Analysis: LG system: Frustrated but not foiled

Published October 31, 2015
The Punjab and Sindh governments’ cat-and-mouse game with local governments is over.—AP/File
The Punjab and Sindh governments’ cat-and-mouse game with local governments is over.—AP/File

THE Punjab and Sindh governments’ cat-and-mouse game with local governments is nearly over. Polling in the three-phased elections will start today (Oct 31) and conclude on Dec 5.

The two provinces have resisted their constitutional responsibility to add the third tier of governance for well over five years; they were battered into submission only by successive court orders. But they had ample opportunities, and availed every bit of them, to ensure that the new system does not take away any of their powers.

The incumbent parties have instilled crippling elements into the laws that will give birth to and govern this system. For example, the all-important subjects of education and health are out of bounds for the elected local bodies as these will be handed over to authorities headed by bureaucrats. So many ‘checks and balances’ have been placed on matters related to development budgets that effective control over every penny will remain centralised in the provincial capitals.

The local governments will have no powers over the functionaries performing under them. They will also be vigilantly policed by a commission; they have been stuffed with close to half or even more indirectly elected members.

So, forget about devolution, for these elections are designed not to deliver it. Is the massive festival currently under way futile, then? Where will it lead us?

Howsoever Machiavellian the provincial lawmakers might have been, they simply can’t help suppress some positive outcomes.

Foremost is the fact that these elections will throw up a new popular verdict and since these are party-based elections, the verdict will bear party colours. Then, the electioneering is happening when the governments in the two provinces are halfway through their tenures — so there will be no escape from seeing results as a judgement on their performance.

Elected governments in Pakistan have never before gone through such large-scale, mid-term tuning or realignment experiences (as elections to the national and provincial assemblies are always held simultaneously). Even the few days’ difference in polling for the two assemblies was removed in 1997. Though by-elections are held often, their scale is too small to have a meaningful impact.

This is unlike other countries, where popular verdicts are refreshed continuously. They keep coming in from various corners and in different forms which keeps the democratic discourse in shape. Consider, for example, India’s case. The BJP won the general elections with a thumping majority last year but the currently under way Bihar assembly elections are giving it sleepless nights. Its results will be interpreted in the light of the Modi government’s performance and are bound to force it to mend ways or change strategies. Pakistan’s electoral system, however, has instituted no such midway course-correction mechanism. It treats the ballot box as a lucky-draw box and once the lottery is won, the game is over till the next draw.

The local government elections will end this in a rather subtle manner. The ‘new’ party positions arising out of these elections will not only have a big impact on the present political discourse, they will cast a long shadow over the next general elections, scheduled for 2018.
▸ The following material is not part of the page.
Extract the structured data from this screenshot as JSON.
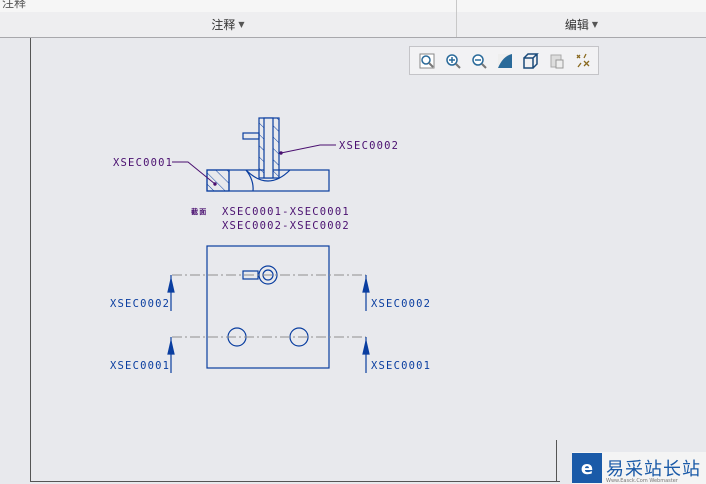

The updated party maps that these elections will lay bare will be amazingly detailed, with exact statistics available down to the village and neighbourhood levels that, on the average, have 1,500 votes each. This will be a remarkable tool for the planners of the next general elections.

These elections will also push patronage-based constituency politics to the edge. Presently, each parliamentarian maintains a transactional relationship with around 100 small political actors of his or her constituency. These self-appointed leaders of a village or a neighbourhood mobilise their social capital to deliver a share of votes from their area and in return receive small favours for themselves, and occasionally for their communities, in the form of official permissions, access to services or small contracts, grants or leases. Through the electoral success of their patron, they are able to convert their goodwill and social capital into a political one.

These micro-leaders’ ability to deliver to and thus sustain their relationship with the communities, however, is solely dependent on the patronage of senior leaders. The local elections are being contested by the same minnow politicians. The victorious ones will be transformed into legitimate elected representatives of their areas — and that will be quite different from being a handpicked worker of a national or a provincial leader.

Notwithstanding the constraints of the local government system, they are bound to start considering the perks that were earlier bestowed upon them by senior leaders as their political right. This will call for a redefinition of the patronage relationship. Most of the big leaders may not find it easy to adjust to this new reality and are likely to end up complicating their relationship with their constituencies.

Though the provincial governments have given themselves the power to dismiss local governments before the general election of 2018, a court intervention to get any such act annulled is not unlikely. In such a scenario, local leaders will assume heightened importance, even a make-or-break role. And the more ambitious among them would want to make the most of the difficulties of their erstwhile patrons. They will know when it’s time to hit — hard, and where it hurts the most.

The writer works with Punjab Lok Sujag, a research and advocacy group.